Timothy Geithner says US debt is the safest anywhere even after Standard & Poor's yanked away its AAA credit rating. America's bankers in Asia may have a very different take on things.
Asia is sitting on $2.6 trillion (Dh9.55 trillion) of US Treasuries, at a time when one of the official arbiters of creditworthiness has just delivered a vote of reduced confidence. S&P said as much last week when it cut the US's sovereign rating to AA+.
It's time for Asia to figure out how to get beyond this trade, which locks it into buying ever more US debt to keep their own currencies artificially weak.
Here are 10 things Asia leaders need to think about as they try to get to the end of 2011 with their economies intact.
No 1: Weathering a AAA crisis. S&P's move is another acknowledgment that the US is on the path of long-term decline unless it can reverse course. Yet the dollar is, for better or worse, the linchpin of our global system. It forces Asia to confront a remarkable balancing act — figuring out how to reduce dollar holdings without undermining markets and driving down the value of their own investments.
No 2: Double-dip recession. The recent debt-ceiling deal in Washington begins siphoning money out of the US economy at a time when fiscal and monetary stimulus efforts are winding down. Europe, meanwhile, is wrestling with a debt crisis that seems to be spreading from the periphery to the core. Asia proved that it can grow without much help from US and European consumers for two or three years. What about four or five? Asia may have to adjust to life with slower growth.
No 3: The money glut. We live in a world of zero, in which the Federal Reserve, Bank of Japan and European Central Bank are all essentially offering free money. Expect even more liquidity from the Fed, especially if unemployment rises. Economies from Thailand to South Korea worried about hot-money flows and asset bubbles a year ago haven't seen anything yet.

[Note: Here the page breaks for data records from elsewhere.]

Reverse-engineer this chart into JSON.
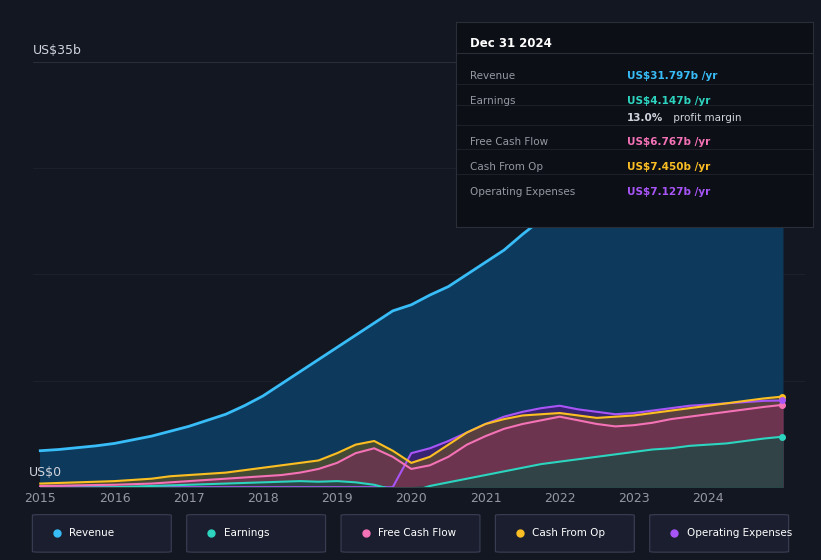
{
  "bg_color": "#131722",
  "plot_bg_color": "#131722",
  "title_box": {
    "date": "Dec 31 2024",
    "rows": [
      {
        "label": "Revenue",
        "value": "US$31.797b /yr",
        "value_color": "#38bdf8"
      },
      {
        "label": "Earnings",
        "value": "US$4.147b /yr",
        "value_color": "#2dd4bf"
      },
      {
        "label": "",
        "value": "13.0% profit margin",
        "value_color": "#ffffff"
      },
      {
        "label": "Free Cash Flow",
        "value": "US$6.767b /yr",
        "value_color": "#f472b6"
      },
      {
        "label": "Cash From Op",
        "value": "US$7.450b /yr",
        "value_color": "#fbbf24"
      },
      {
        "label": "Operating Expenses",
        "value": "US$7.127b /yr",
        "value_color": "#a855f7"
      }
    ]
  },
  "years": [
    2015.0,
    2015.25,
    2015.5,
    2015.75,
    2016.0,
    2016.25,
    2016.5,
    2016.75,
    2017.0,
    2017.25,
    2017.5,
    2017.75,
    2018.0,
    2018.25,
    2018.5,
    2018.75,
    2019.0,
    2019.25,
    2019.5,
    2019.75,
    2020.0,
    2020.25,
    2020.5,
    2020.75,
    2021.0,
    2021.25,
    2021.5,
    2021.75,
    2022.0,
    2022.25,
    2022.5,
    2022.75,
    2023.0,
    2023.25,
    2023.5,
    2023.75,
    2024.0,
    2024.25,
    2024.5,
    2024.75,
    2025.0
  ],
  "revenue": [
    3.0,
    3.1,
    3.25,
    3.4,
    3.6,
    3.9,
    4.2,
    4.6,
    5.0,
    5.5,
    6.0,
    6.7,
    7.5,
    8.5,
    9.5,
    10.5,
    11.5,
    12.5,
    13.5,
    14.5,
    15.0,
    15.8,
    16.5,
    17.5,
    18.5,
    19.5,
    20.8,
    22.0,
    23.2,
    24.3,
    25.2,
    26.0,
    26.8,
    27.5,
    28.3,
    29.2,
    30.0,
    30.6,
    31.0,
    31.5,
    31.8
  ],
  "earnings": [
    -0.1,
    -0.08,
    -0.05,
    -0.02,
    0.0,
    0.05,
    0.1,
    0.15,
    0.2,
    0.25,
    0.3,
    0.35,
    0.4,
    0.45,
    0.5,
    0.45,
    0.5,
    0.4,
    0.2,
    -0.2,
    -0.4,
    0.1,
    0.4,
    0.7,
    1.0,
    1.3,
    1.6,
    1.9,
    2.1,
    2.3,
    2.5,
    2.7,
    2.9,
    3.1,
    3.2,
    3.4,
    3.5,
    3.6,
    3.8,
    4.0,
    4.15
  ],
  "free_cash_flow": [
    0.1,
    0.12,
    0.15,
    0.18,
    0.2,
    0.25,
    0.3,
    0.4,
    0.5,
    0.6,
    0.7,
    0.8,
    0.9,
    1.0,
    1.2,
    1.5,
    2.0,
    2.8,
    3.2,
    2.5,
    1.5,
    1.8,
    2.5,
    3.5,
    4.2,
    4.8,
    5.2,
    5.5,
    5.8,
    5.5,
    5.2,
    5.0,
    5.1,
    5.3,
    5.6,
    5.8,
    6.0,
    6.2,
    6.4,
    6.6,
    6.77
  ],
  "cash_from_op": [
    0.3,
    0.35,
    0.4,
    0.45,
    0.5,
    0.6,
    0.7,
    0.9,
    1.0,
    1.1,
    1.2,
    1.4,
    1.6,
    1.8,
    2.0,
    2.2,
    2.8,
    3.5,
    3.8,
    3.0,
    2.0,
    2.5,
    3.5,
    4.5,
    5.2,
    5.6,
    5.9,
    6.0,
    6.1,
    5.9,
    5.7,
    5.8,
    5.9,
    6.1,
    6.3,
    6.5,
    6.7,
    6.9,
    7.1,
    7.3,
    7.45
  ],
  "operating_expenses": [
    0.0,
    0.0,
    0.0,
    0.0,
    0.0,
    0.0,
    0.0,
    0.0,
    0.0,
    0.0,
    0.0,
    0.0,
    0.0,
    0.0,
    0.0,
    0.0,
    0.0,
    0.0,
    0.0,
    0.0,
    2.8,
    3.2,
    3.8,
    4.5,
    5.2,
    5.8,
    6.2,
    6.5,
    6.7,
    6.4,
    6.2,
    6.0,
    6.1,
    6.3,
    6.5,
    6.7,
    6.8,
    6.9,
    7.0,
    7.1,
    7.13
  ],
  "revenue_color": "#38bdf8",
  "earnings_color": "#2dd4bf",
  "free_cash_flow_color": "#f472b6",
  "cash_from_op_color": "#fbbf24",
  "operating_expenses_color": "#a855f7",
  "revenue_fill_color": "#0d3a5c",
  "earnings_fill_color": "#1a4a45",
  "free_cash_flow_fill_color": "#7c2d5a",
  "cash_from_op_fill_color": "#7a5c10",
  "operating_expenses_fill_color": "#4a1a7a",
  "ylim": [
    0,
    35
  ],
  "xlim": [
    2014.9,
    2025.3
  ],
  "ylabel": "US$35b",
  "y0label": "US$0",
  "grid_color": "#2a2e39",
  "text_color": "#9598a1",
  "axis_label_color": "#d1d4dc",
  "legend_items": [
    {
      "label": "Revenue",
      "color": "#38bdf8"
    },
    {
      "label": "Earnings",
      "color": "#2dd4bf"
    },
    {
      "label": "Free Cash Flow",
      "color": "#f472b6"
    },
    {
      "label": "Cash From Op",
      "color": "#fbbf24"
    },
    {
      "label": "Operating Expenses",
      "color": "#a855f7"
    }
  ]
}
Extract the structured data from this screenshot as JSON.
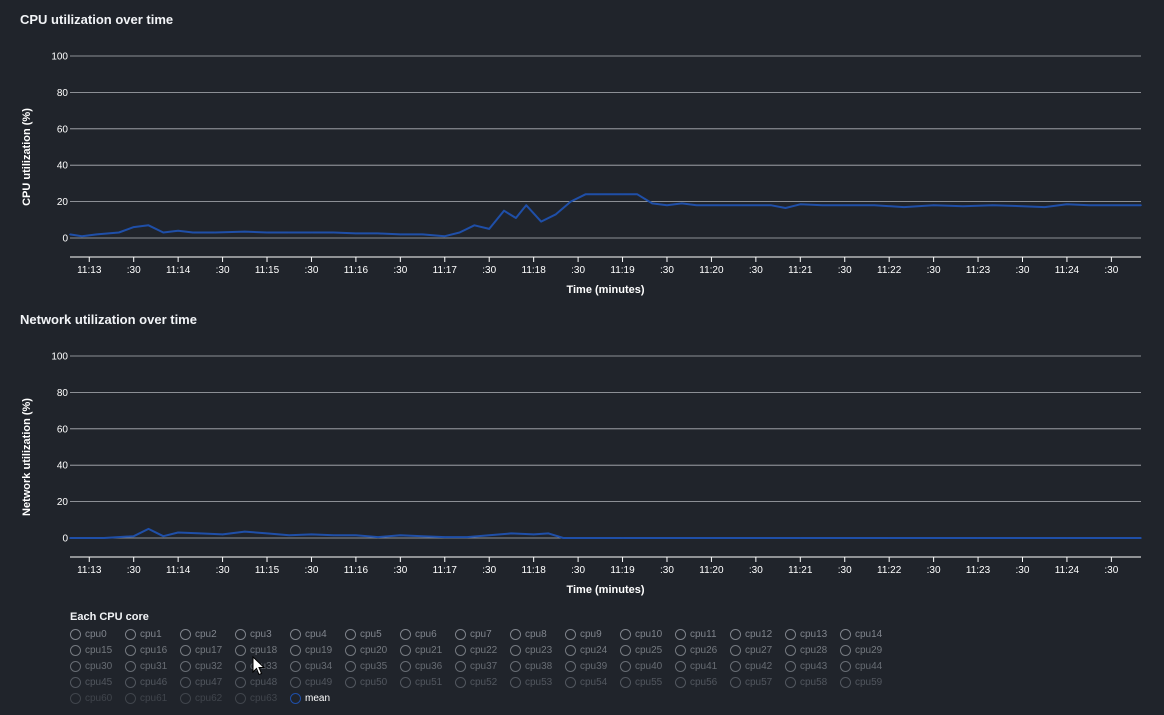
{
  "colors": {
    "background": "#20242b",
    "series": "#1f4fa8",
    "grid": "#c9ccd1",
    "text": "#ffffff"
  },
  "chart_data": [
    {
      "type": "line",
      "title": "CPU utilization over time",
      "xlabel": "Time (minutes)",
      "ylabel": "CPU utilization (%)",
      "ylim": [
        0,
        100
      ],
      "yticks": [
        "0",
        "20",
        "40",
        "60",
        "80",
        "100"
      ],
      "xticks": [
        "11:13",
        ":30",
        "11:14",
        ":30",
        "11:15",
        ":30",
        "11:16",
        ":30",
        "11:17",
        ":30",
        "11:18",
        ":30",
        "11:19",
        ":30",
        "11:20",
        ":30",
        "11:21",
        ":30",
        "11:22",
        ":30",
        "11:23",
        ":30",
        "11:24",
        ":30"
      ],
      "grid": true,
      "series": [
        {
          "name": "mean",
          "points": [
            [
              "11:12:47",
              2
            ],
            [
              "11:12:55",
              1
            ],
            [
              "11:13:05",
              2
            ],
            [
              "11:13:20",
              3
            ],
            [
              "11:13:30",
              6
            ],
            [
              "11:13:40",
              7
            ],
            [
              "11:13:50",
              3
            ],
            [
              "11:14:00",
              4
            ],
            [
              "11:14:10",
              3
            ],
            [
              "11:14:25",
              3
            ],
            [
              "11:14:45",
              3.5
            ],
            [
              "11:15:00",
              3
            ],
            [
              "11:15:15",
              3
            ],
            [
              "11:15:30",
              3
            ],
            [
              "11:15:45",
              3
            ],
            [
              "11:16:00",
              2.5
            ],
            [
              "11:16:15",
              2.5
            ],
            [
              "11:16:30",
              2
            ],
            [
              "11:16:45",
              2
            ],
            [
              "11:17:00",
              1
            ],
            [
              "11:17:10",
              3
            ],
            [
              "11:17:20",
              7
            ],
            [
              "11:17:30",
              5
            ],
            [
              "11:17:40",
              15
            ],
            [
              "11:17:48",
              11
            ],
            [
              "11:17:55",
              18
            ],
            [
              "11:18:05",
              9
            ],
            [
              "11:18:15",
              13
            ],
            [
              "11:18:25",
              20
            ],
            [
              "11:18:35",
              24
            ],
            [
              "11:18:45",
              24
            ],
            [
              "11:19:00",
              24
            ],
            [
              "11:19:10",
              24
            ],
            [
              "11:19:20",
              19
            ],
            [
              "11:19:30",
              18
            ],
            [
              "11:19:40",
              19
            ],
            [
              "11:19:50",
              18
            ],
            [
              "11:20:05",
              18
            ],
            [
              "11:20:20",
              18
            ],
            [
              "11:20:40",
              18
            ],
            [
              "11:20:50",
              16.5
            ],
            [
              "11:21:00",
              18.5
            ],
            [
              "11:21:15",
              18
            ],
            [
              "11:21:30",
              18
            ],
            [
              "11:21:50",
              18
            ],
            [
              "11:22:10",
              17
            ],
            [
              "11:22:30",
              18
            ],
            [
              "11:22:50",
              17.5
            ],
            [
              "11:23:10",
              18
            ],
            [
              "11:23:30",
              17.5
            ],
            [
              "11:23:45",
              17
            ],
            [
              "11:24:00",
              18.5
            ],
            [
              "11:24:15",
              18
            ],
            [
              "11:24:30",
              18
            ],
            [
              "11:24:50",
              18
            ]
          ]
        }
      ]
    },
    {
      "type": "line",
      "title": "Network utilization over time",
      "xlabel": "Time (minutes)",
      "ylabel": "Network utilization (%)",
      "ylim": [
        0,
        100
      ],
      "yticks": [
        "0",
        "20",
        "40",
        "60",
        "80",
        "100"
      ],
      "xticks": [
        "11:13",
        ":30",
        "11:14",
        ":30",
        "11:15",
        ":30",
        "11:16",
        ":30",
        "11:17",
        ":30",
        "11:18",
        ":30",
        "11:19",
        ":30",
        "11:20",
        ":30",
        "11:21",
        ":30",
        "11:22",
        ":30",
        "11:23",
        ":30",
        "11:24",
        ":30"
      ],
      "grid": true,
      "series": [
        {
          "name": "mean",
          "points": [
            [
              "11:12:47",
              0
            ],
            [
              "11:13:10",
              0
            ],
            [
              "11:13:30",
              1
            ],
            [
              "11:13:40",
              5
            ],
            [
              "11:13:50",
              1
            ],
            [
              "11:14:00",
              3
            ],
            [
              "11:14:15",
              2.5
            ],
            [
              "11:14:30",
              2
            ],
            [
              "11:14:45",
              3.5
            ],
            [
              "11:15:00",
              2.5
            ],
            [
              "11:15:15",
              1.5
            ],
            [
              "11:15:30",
              2
            ],
            [
              "11:15:45",
              1.5
            ],
            [
              "11:16:00",
              1.5
            ],
            [
              "11:16:15",
              0.5
            ],
            [
              "11:16:30",
              1.5
            ],
            [
              "11:16:45",
              1
            ],
            [
              "11:17:00",
              0.5
            ],
            [
              "11:17:15",
              0.5
            ],
            [
              "11:17:30",
              1.5
            ],
            [
              "11:17:45",
              2.5
            ],
            [
              "11:18:00",
              2
            ],
            [
              "11:18:10",
              2.5
            ],
            [
              "11:18:20",
              0
            ],
            [
              "11:19:00",
              0
            ],
            [
              "11:20:00",
              0
            ],
            [
              "11:21:00",
              0
            ],
            [
              "11:22:00",
              0
            ],
            [
              "11:23:00",
              0
            ],
            [
              "11:24:00",
              0
            ],
            [
              "11:24:50",
              0
            ]
          ]
        }
      ]
    }
  ],
  "legend": {
    "title": "Each CPU core",
    "items": [
      "cpu0",
      "cpu1",
      "cpu2",
      "cpu3",
      "cpu4",
      "cpu5",
      "cpu6",
      "cpu7",
      "cpu8",
      "cpu9",
      "cpu10",
      "cpu11",
      "cpu12",
      "cpu13",
      "cpu14",
      "cpu15",
      "cpu16",
      "cpu17",
      "cpu18",
      "cpu19",
      "cpu20",
      "cpu21",
      "cpu22",
      "cpu23",
      "cpu24",
      "cpu25",
      "cpu26",
      "cpu27",
      "cpu28",
      "cpu29",
      "cpu30",
      "cpu31",
      "cpu32",
      "cpu33",
      "cpu34",
      "cpu35",
      "cpu36",
      "cpu37",
      "cpu38",
      "cpu39",
      "cpu40",
      "cpu41",
      "cpu42",
      "cpu43",
      "cpu44",
      "cpu45",
      "cpu46",
      "cpu47",
      "cpu48",
      "cpu49",
      "cpu50",
      "cpu51",
      "cpu52",
      "cpu53",
      "cpu54",
      "cpu55",
      "cpu56",
      "cpu57",
      "cpu58",
      "cpu59",
      "cpu60",
      "cpu61",
      "cpu62",
      "cpu63",
      "mean"
    ]
  }
}
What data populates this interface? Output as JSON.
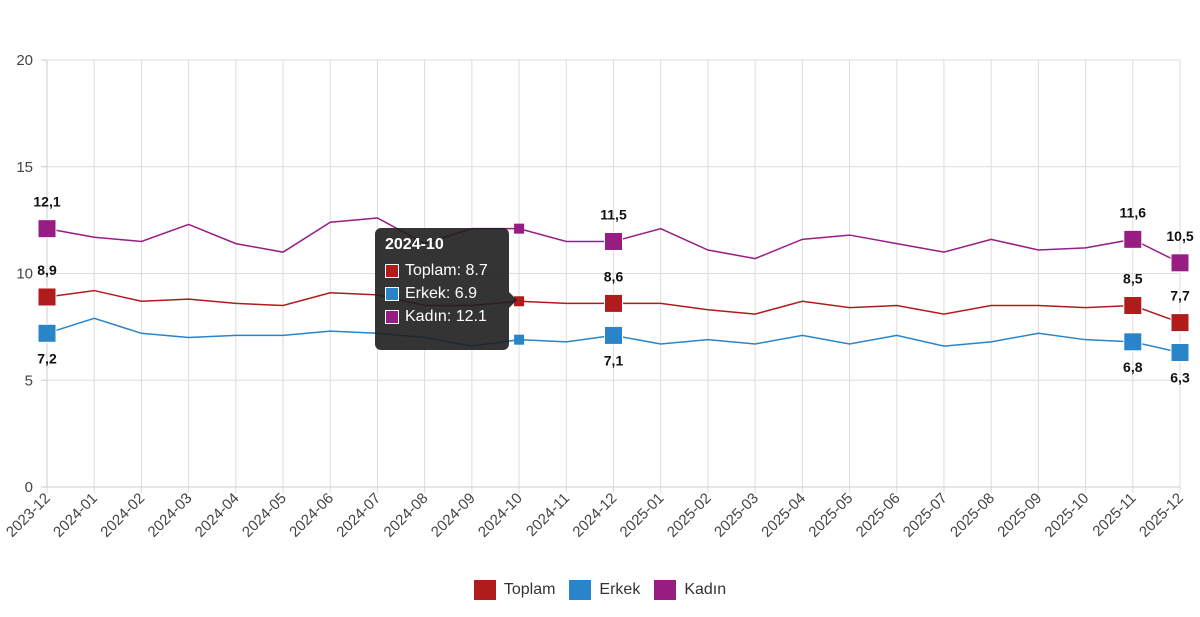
{
  "chart_data": {
    "type": "line",
    "title": "",
    "xlabel": "",
    "ylabel": "",
    "ylim": [
      0,
      20
    ],
    "yticks": [
      "0",
      "5",
      "10",
      "15",
      "20"
    ],
    "grid": true,
    "legend_position": "bottom",
    "categories": [
      "2023-12",
      "2024-01",
      "2024-02",
      "2024-03",
      "2024-04",
      "2024-05",
      "2024-06",
      "2024-07",
      "2024-08",
      "2024-09",
      "2024-10",
      "2024-11",
      "2024-12",
      "2025-01",
      "2025-02",
      "2025-03",
      "2025-04",
      "2025-05",
      "2025-06",
      "2025-07",
      "2025-08",
      "2025-09",
      "2025-10",
      "2025-11",
      "2025-12"
    ],
    "series": [
      {
        "name": "Toplam",
        "color": "#b01c1c",
        "values": [
          8.9,
          9.2,
          8.7,
          8.8,
          8.6,
          8.5,
          9.1,
          9.0,
          8.5,
          8.5,
          8.7,
          8.6,
          8.6,
          8.6,
          8.3,
          8.1,
          8.7,
          8.4,
          8.5,
          8.1,
          8.5,
          8.5,
          8.4,
          8.5,
          7.7
        ]
      },
      {
        "name": "Erkek",
        "color": "#2a84c9",
        "values": [
          7.2,
          7.9,
          7.2,
          7.0,
          7.1,
          7.1,
          7.3,
          7.2,
          7.0,
          6.6,
          6.9,
          6.8,
          7.1,
          6.7,
          6.9,
          6.7,
          7.1,
          6.7,
          7.1,
          6.6,
          6.8,
          7.2,
          6.9,
          6.8,
          6.3
        ]
      },
      {
        "name": "Kadın",
        "color": "#981d82",
        "values": [
          12.1,
          11.7,
          11.5,
          12.3,
          11.4,
          11.0,
          12.4,
          12.6,
          11.4,
          12.1,
          12.1,
          11.5,
          11.5,
          12.1,
          11.1,
          10.7,
          11.6,
          11.8,
          11.4,
          11.0,
          11.6,
          11.1,
          11.2,
          11.6,
          10.5
        ]
      }
    ],
    "labeled_indices": [
      0,
      12,
      23,
      24
    ],
    "data_labels": {
      "Toplam": {
        "0": "8,9",
        "12": "8,6",
        "23": "8,5",
        "24": "7,7"
      },
      "Erkek": {
        "0": "7,2",
        "12": "7,1",
        "23": "6,8",
        "24": "6,3"
      },
      "Kadın": {
        "0": "12,1",
        "12": "11,5",
        "23": "11,6",
        "24": "10,5"
      }
    }
  },
  "tooltip": {
    "title": "2024-10",
    "rows": [
      {
        "label": "Toplam: 8.7",
        "color": "#b01c1c"
      },
      {
        "label": "Erkek: 6.9",
        "color": "#2a84c9"
      },
      {
        "label": "Kadın: 12.1",
        "color": "#981d82"
      }
    ]
  },
  "legend": [
    {
      "label": "Toplam",
      "color": "#b01c1c"
    },
    {
      "label": "Erkek",
      "color": "#2a84c9"
    },
    {
      "label": "Kadın",
      "color": "#981d82"
    }
  ]
}
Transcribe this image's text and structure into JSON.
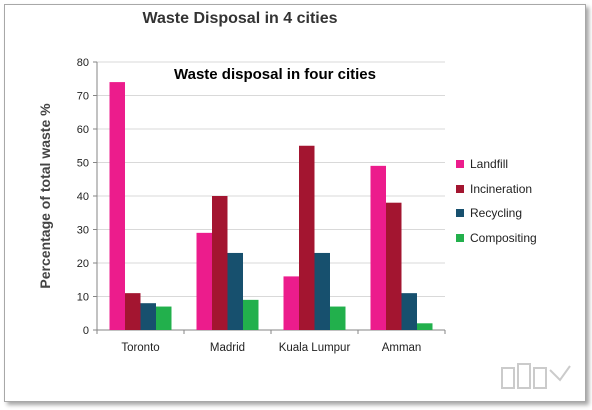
{
  "chart_data": {
    "type": "bar",
    "title": "Waste Disposal in 4 cities",
    "subtitle": "Waste disposal in four cities",
    "xlabel": "",
    "ylabel": "Percentage of total waste %",
    "ylim": [
      0,
      80
    ],
    "yticks": [
      "0",
      "10",
      "20",
      "30",
      "40",
      "50",
      "60",
      "70",
      "80"
    ],
    "grid": true,
    "legend_position": "right",
    "categories": [
      "Toronto",
      "Madrid",
      "Kuala Lumpur",
      "Amman"
    ],
    "series": [
      {
        "name": "Landfill",
        "color": "#ec1c8c",
        "values": [
          74,
          29,
          16,
          49
        ]
      },
      {
        "name": "Incineration",
        "color": "#a31530",
        "values": [
          11,
          40,
          55,
          38
        ]
      },
      {
        "name": "Recycling",
        "color": "#17506e",
        "values": [
          8,
          23,
          23,
          11
        ]
      },
      {
        "name": "Compositing",
        "color": "#22b04c",
        "values": [
          7,
          9,
          7,
          2
        ]
      }
    ]
  }
}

No 4: Europe's meltdown. The US is a sideshow compared with the euro zone. A Greek default seems unavoidable, and so are worsening conditions in Ireland, Portugal and Spain. Yet what should really scare markets is the spectre of an Italian crash. What if Germans grow tired of bailing out Europe's weak links and demand a return to the deutsche mark?
No 5: Deflation, not inflation. Weakening global demand buttresses the view that consumer prices from the US to Singapore will fall. The counterpoint is that liquidity provided by Washington, Tokyo and Frankfurt will make inflation the real risk. Inflation hawks point to gold trading about $1,700 an ounce to support their views. I side with the deflation scenario. Slack demand is the bigger problem.
No 6: IPO bust. Asia has been an obvious initial public offering bright spot in recent years. Expect fewer of them. That means less money for expansion, research, hiring, wage growth and wealth creation.
No 7: Chinese overheating. At the core of Asia's impressive post-Lehman-Brothers performance has been China's 10 per cent growth. China needs it to placate the masses and keep the Communist Party in business. That risks domestic inflation that might roar out of control. Trouble in China is among the last things Asia, or the rest of the world, needs.
No 8: Out of the blue. The unthinkable has an uncanny knack of happening. The list of events that could devastate markets include a Japanese bond-market crash, the "Arab Spring" sweeps through Beijing, an over-the-top provocation from North Korean leader Kim Jong Il, terrorist attacks and firefights in the South China Sea.
No 9: Cooperation deficit. Asia puts on a great show of working together with countless summits, communiques and conference calls. In reality, nations are becoming more inward looking and insular, not only in Asia but globally. It calls into question the whole idea of globalisation. If ever there were a time for policy collaboration, it's now.
No 10: Leadership void. The world economy has rarely been in greater need of credible, savvy and forward-looking policies. Look around the globe. You won't find them in Brussels, Tokyo or Washington. Not Beijing either. If we are heading into Global Financial Crisis 2.0, today's crop of leaders and policy makers sure make me wonder if they are up to the challenge.
William Pesek is a Bloomberg View columnist. The opinions expressed are his own.